Date/Time
Date(s) - 04/25/2023
3:00 pm - 4:00 pm
Location
Rhines Hall 125
Categories
Eric Appel, Ph.D.
Assistant Professor, MSE
Stanford University
Dr. Eric Appel received his BS in Chemistry and MS in Polymer Science from California Polytechnic in San Luis Obispo, CA. He performed his MS thesis research with Dr. Jim Hedrick and Dr. Robert Miller on synthesizing polymers for drug delivery applications at the IBM Almaden Research Center in San Jose, CA. He then obtained his Ph.D. in Chemistry with Prof. Oren A. Scherman at the University of Cambridge. His Ph.D. research focused on preparing dynamic and stimuli-responsive supramolecular polymeric materials. For his Ph.D. work, Eric received the Jon Weaver Ph.D. prize from the Royal Society of Chemistry and a Graduate Student Award from the Materials Research Society.

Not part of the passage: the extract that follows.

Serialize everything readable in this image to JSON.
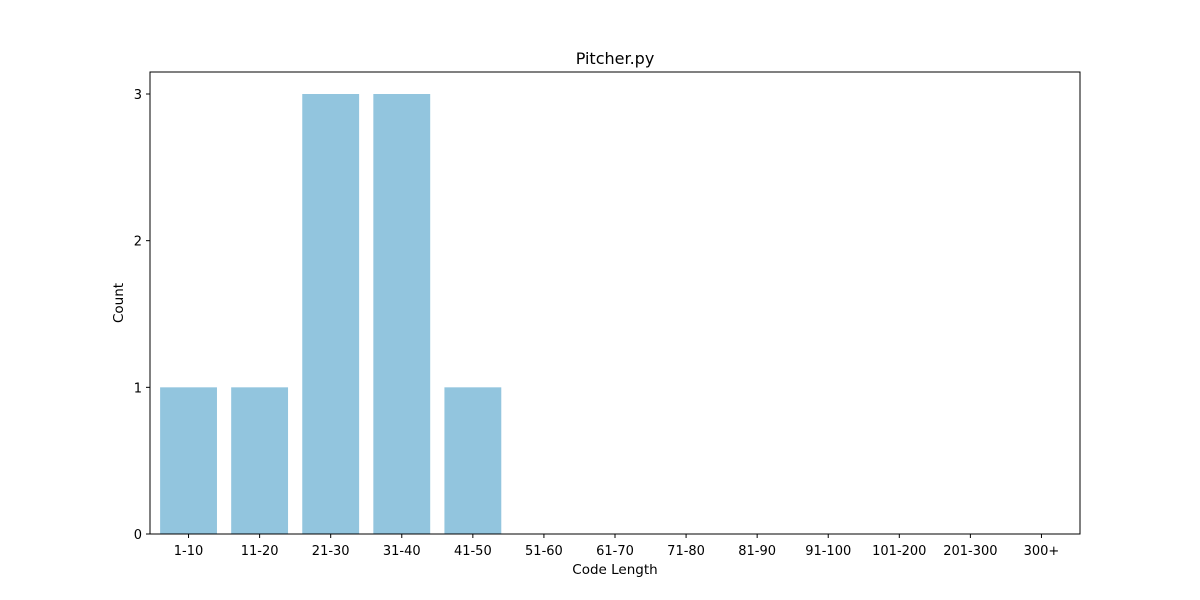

Upon graduating from Cambridge in 2012, he was awarded a Wellcome Trust Postdoctoral Fellowship to work with Prof. Robert Langer at MIT. Eric’s research at Stanford focuses on the development of biomimetic polymeric materials that can be used as tools to better understand fundamental biological processes and to engineer advanced healthcare solutions. His research has led to more than one hundred publications and 28 pending or granted patents.
Eric has received young faculty awards from the Hellman Scholars Fund, the American Diabetes Association, the American Cancer Society, and the PhRMA Foundation, and received the IUPAC Hanwha-TotalEnergies Young Polymer Scientist Award in 2022.
Abstract
Supramolecular (bio)materials exhibit highly useful properties that are impossible with traditional materials but crucial for a wide variety of emerging applications in industry or biomedicine. These materials typically employ enthalpy-dominated crosslinking interactions that become more dynamic at elevated temperatures, leading to significant softening.
Herein, we will discuss the development of a supramolecular hydrogel platform exploiting dynamic and multivalent interactions between biopolymers and nanoparticles that are strongly entropically driven, providing alternative temperature dependencies than typical for materials of this type.
We will discuss the implications of these crosslinking thermodynamics on the observed mechanical properties, demonstrating that tuning the thermodynamics and kinetics of these crosslinking interactions enable broad modulation of the mechanical properties of these materials, including their shear-dependent viscosities, temperature responsiveness, self-healing, and cargo encapsulation and controlled release. These materials exhibit viscous flow under shear stress (shear-thinning) and rapid recovery of mechanical properties when the applied stress is relaxed (self-healing), affording facile processing though direct injection or spraying approaches, making then well served for applications in industry and biomedicine.
Moreover, the hierarchical construction of these biphasic hydrogels enables innovative approaches to formulation and delivery as a diverse array of compounds over user-defined timeframes ranging from days to months. In one example, we demonstrate that these unique characteristics can be leveraged to generate vaccines exhibiting greatly enhanced magnitude, quality, and durability of immune responses. In another example, we demonstrate that these materials can be leveraged to generate new wildland fire retardant formulations enabling prophylactic treatments of high-risk landscapes for wildfire prevention.
Overall, this talk will illustrate our recent efforts exploiting dynamic and multivalent interactions between polymers and nanoparticles to generate hydrogel materials exhibiting properties not previously observed in biomaterials and affording unique opportunities in industry and biomedicine.